My research interests are in the dynamics of climate change. A general theme of much of my research is to use physical modeling and mathematical methods to address societally relevant problems. I use a variety of models ranging from idealized mathematical representations of climate phenomena that can be solved with pencil and paper to comprehensive climate models that are run on massive computer clusters, also drawing on observations. A few specific themes are described below.
Arctic sea ice is one of the components of the climate system that has changed most during recent decades, and it is projected to continue to change rapidly during the coming century. A goal of my current research is to develop physical theories to explain how the global sea ice cover interacts with other components of the climate system and how it responds to climate changes. Such theories provide a framework for interpreting the observed sea ice retreat and constraining the widely differing future sea ice projections from current state-of-the-art climate models. Related areas of my research include investigating the possibility of bifurcation thresholds during sea ice retreat ("tipping points"), as well as the impact of cloud simulation errors on sea ice in climate models.

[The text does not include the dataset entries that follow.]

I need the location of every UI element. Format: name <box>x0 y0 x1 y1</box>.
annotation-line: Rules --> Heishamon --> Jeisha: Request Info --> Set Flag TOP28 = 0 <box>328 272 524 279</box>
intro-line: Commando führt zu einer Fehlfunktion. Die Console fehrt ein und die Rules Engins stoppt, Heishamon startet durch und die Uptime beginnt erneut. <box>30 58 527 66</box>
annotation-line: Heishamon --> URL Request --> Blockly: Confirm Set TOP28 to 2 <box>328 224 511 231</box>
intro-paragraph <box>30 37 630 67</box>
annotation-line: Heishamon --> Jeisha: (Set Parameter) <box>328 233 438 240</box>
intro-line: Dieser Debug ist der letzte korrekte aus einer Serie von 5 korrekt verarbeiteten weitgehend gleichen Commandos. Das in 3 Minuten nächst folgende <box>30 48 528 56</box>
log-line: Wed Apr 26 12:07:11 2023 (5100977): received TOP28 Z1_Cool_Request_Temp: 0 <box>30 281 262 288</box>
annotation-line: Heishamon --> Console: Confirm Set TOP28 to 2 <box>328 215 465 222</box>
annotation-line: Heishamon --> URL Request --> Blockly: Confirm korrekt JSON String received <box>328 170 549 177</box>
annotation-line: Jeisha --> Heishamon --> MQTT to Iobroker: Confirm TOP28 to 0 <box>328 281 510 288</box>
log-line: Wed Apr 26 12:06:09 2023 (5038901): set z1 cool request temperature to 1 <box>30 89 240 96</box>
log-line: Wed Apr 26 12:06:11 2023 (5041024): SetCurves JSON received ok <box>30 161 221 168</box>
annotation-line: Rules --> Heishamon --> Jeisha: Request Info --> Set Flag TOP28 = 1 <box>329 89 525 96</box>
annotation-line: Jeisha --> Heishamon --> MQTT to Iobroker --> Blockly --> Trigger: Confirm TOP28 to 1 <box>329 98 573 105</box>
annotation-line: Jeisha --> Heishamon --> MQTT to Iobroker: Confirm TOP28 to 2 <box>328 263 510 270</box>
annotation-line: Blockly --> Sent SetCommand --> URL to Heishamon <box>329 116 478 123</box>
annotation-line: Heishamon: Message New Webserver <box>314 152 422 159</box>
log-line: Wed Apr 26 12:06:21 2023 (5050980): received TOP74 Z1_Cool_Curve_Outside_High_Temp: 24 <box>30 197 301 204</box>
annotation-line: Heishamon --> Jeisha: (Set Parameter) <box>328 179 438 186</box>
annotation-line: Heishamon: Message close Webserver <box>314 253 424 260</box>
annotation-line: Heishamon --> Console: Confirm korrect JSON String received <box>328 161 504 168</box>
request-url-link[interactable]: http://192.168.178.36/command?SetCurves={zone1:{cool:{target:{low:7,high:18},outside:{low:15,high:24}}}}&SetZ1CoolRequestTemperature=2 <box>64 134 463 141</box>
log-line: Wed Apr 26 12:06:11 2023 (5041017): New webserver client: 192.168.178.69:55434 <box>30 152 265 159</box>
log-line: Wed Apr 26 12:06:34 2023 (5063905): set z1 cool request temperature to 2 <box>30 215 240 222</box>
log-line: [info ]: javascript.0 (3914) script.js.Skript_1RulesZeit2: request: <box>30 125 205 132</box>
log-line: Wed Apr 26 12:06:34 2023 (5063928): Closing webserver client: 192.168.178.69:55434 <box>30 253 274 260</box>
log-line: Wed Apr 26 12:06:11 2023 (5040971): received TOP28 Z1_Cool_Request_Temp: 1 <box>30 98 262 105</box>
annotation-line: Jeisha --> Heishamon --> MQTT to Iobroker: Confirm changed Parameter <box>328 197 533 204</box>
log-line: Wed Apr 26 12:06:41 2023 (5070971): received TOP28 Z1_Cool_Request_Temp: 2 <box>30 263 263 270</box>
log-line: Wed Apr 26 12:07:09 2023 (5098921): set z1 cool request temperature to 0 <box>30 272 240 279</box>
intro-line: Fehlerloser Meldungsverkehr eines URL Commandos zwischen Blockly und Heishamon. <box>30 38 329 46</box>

Greenland ice core temperature reconstructions reveal a 1500-year abruptly punctuated cold period which interrupted the transition from last ice age to modern conditions. This period, known as the Younger Dryas, is one of the most dramatic incidents of past abrupt climate change reconstructed from paleoclimate proxy records. I have worked on understanding the mechanism that caused this cold period, and I recently proposed a theory in which the receding glacial ice sheets cause a change in the atmospheric hydrological cycle, which leads to reduced ocean heat transport, expanded sea ice cover, and widespread cooling. My other paleoclimate research includes work on abrupt climate change events during the course of the last ice age, the Late Ordovician glaciation 450 million years ago and accompanying mass extinction, the global glaciation hypothesized to have occurred 650 million years ago ("Snowball Earth"), and the response of tropical atmospheric circulation to past changes in solar radiation.
My research also involves other aspects of atmosphere-ocean dynamics. For example, I have worked on El Niño, which is the largest source of interannual variability in the global climate system. Rapidly varying weather has been frequently suggested to drive El Niño variability. I have investigated the extent to which this weather is modulated by El Niño itself, thereby giving rise to a positive feedback which can amplify El Niño events.
Although my research has not directly involved field work, I have occasionally had the opportunity to take part in research in the field (some photos).